Its like he just does not listen to anything i tell him.
We have had many verbal fights that have almost become pysical if not for his mother sticking up for him.
She finds it almost impossible to disipline him and when i do, she disiplines me!!
He is lazy, but very clever at getting his own way with Mom.
I want him out of our home but my wife refuses to take the step to do this.
My wife and i are always fighting because of him. He will never raise his voice to her, but will with me. Like he is trying to push me to breaking point.
My other 3 children are all good kids..one at Uni, the other two are in college.

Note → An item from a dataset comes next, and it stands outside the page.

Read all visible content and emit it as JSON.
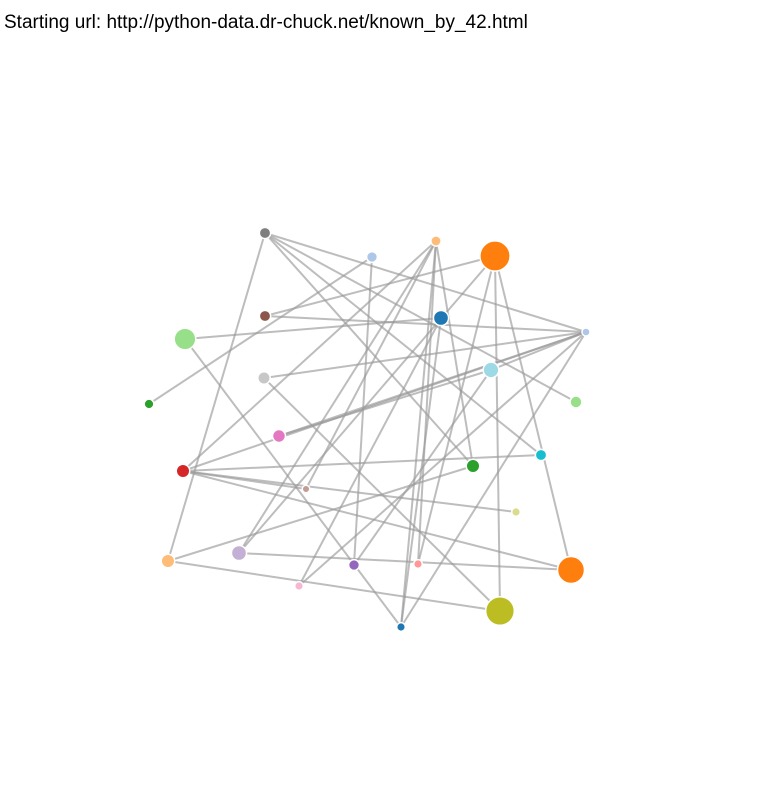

They know what they want out of life and are doing their best to get there..But my SS is lazy, with no outlook on life and always seems to rely on his mother for help with everything.
Its like he is trying to make me leave my family home..Everytime i try to talk with my wife, she takes his side...I feel now that i am at the end our mariage...I know my wife loves me, but she love her Son more, yet she is supposed to be spending the rest of her life with me...not her Son.

I am slowly getting worn out and feel depressed most of the time. My wife has tried to set some rules, but she does not follow them up which in my eyes give the SS a green light to carry on the way he is...HELP HELP HELP.

Jsmom's picture

Kick his ass to the curb and deal with the repercussions later. No one should have to put up with this.

paddy1's picture

Many thanks for your reply.
I have had many talks with my wife on the issue of SS not progressing in life as long as she is forever there to carry him.
SS has gotton so used to being pamperd by mum, he relys on her for everything.
She gives him the softly softly approach, where as i am more Firm..This is where the arguments start between my wife and myself while SS walks off almost smirking at me as if to say you cant control me as long as mom is here to look out for me.
He even likes to play on the fact that he is depressed and lost in life...I just put it down to yet another excuse he uses to keep his mum worrying about what he will do if she was to ask him to leave...All she says is that he has knowhere to go and may do somthing stupid if she made him leave..
He can twist his mom around his little finger , but me he cant, and thats why we are always in each others faces......I am in his way, i wont let him do what he wants and that really gets to him...
I was raised by my Stepfather from the age of 4 years old, and not once did i ever show that man any dissrespect in any shape or form..I respected him for rescuing myself and my siblings when we were all small children.

If i could see for any reason that i was becoming a burdon on my parents relationship i would of made a point of moving out. SS can see what he is doing, but refuses to grow a pair of balls and move on and become a man.
I havent got anywhere to go is all you here from him..
I think i will be the one who moves on very soon as i cant take anymore of his Crap...Everything i have built with my wife over 20+ years is being destroyed by his Selfish attitude...I dont want to leave my wife, i dont want to leave my other 3 children..I just want SS to leave, but Wife wont allow it! She has even on many occasions Threatend to throw me out after heated arguments with Her son..its like i tell him off, then 5 seconds later Wife tells me off for telling him off !!!!! I am sure he enjoys listening to Mom and i arguing about him..How weird is that?

sterlingsilver's picture

But if you give her the ultimatum (above tuff cookie mom's ), make sure you follow thru with your plan, ie. have a place to move to for a few weeks in the event she decides to chose son over you. If your kids are in college and no other expenses are required by law from you, then make sure she (and her son since she choses him over you) get to pay all the bills and rent/mortgage. You rent a small place of your own. It might only be a temp situation if she realizes you mean business. Don't go back until he is OUT FOR GOOD tho or your ultimatum and ultimate power will go straight out the window in the whisper of your ss's smirks Sad
Sorry to hear your in this situation but a lot of us smoms find ourselves in this situation too. It's not easy.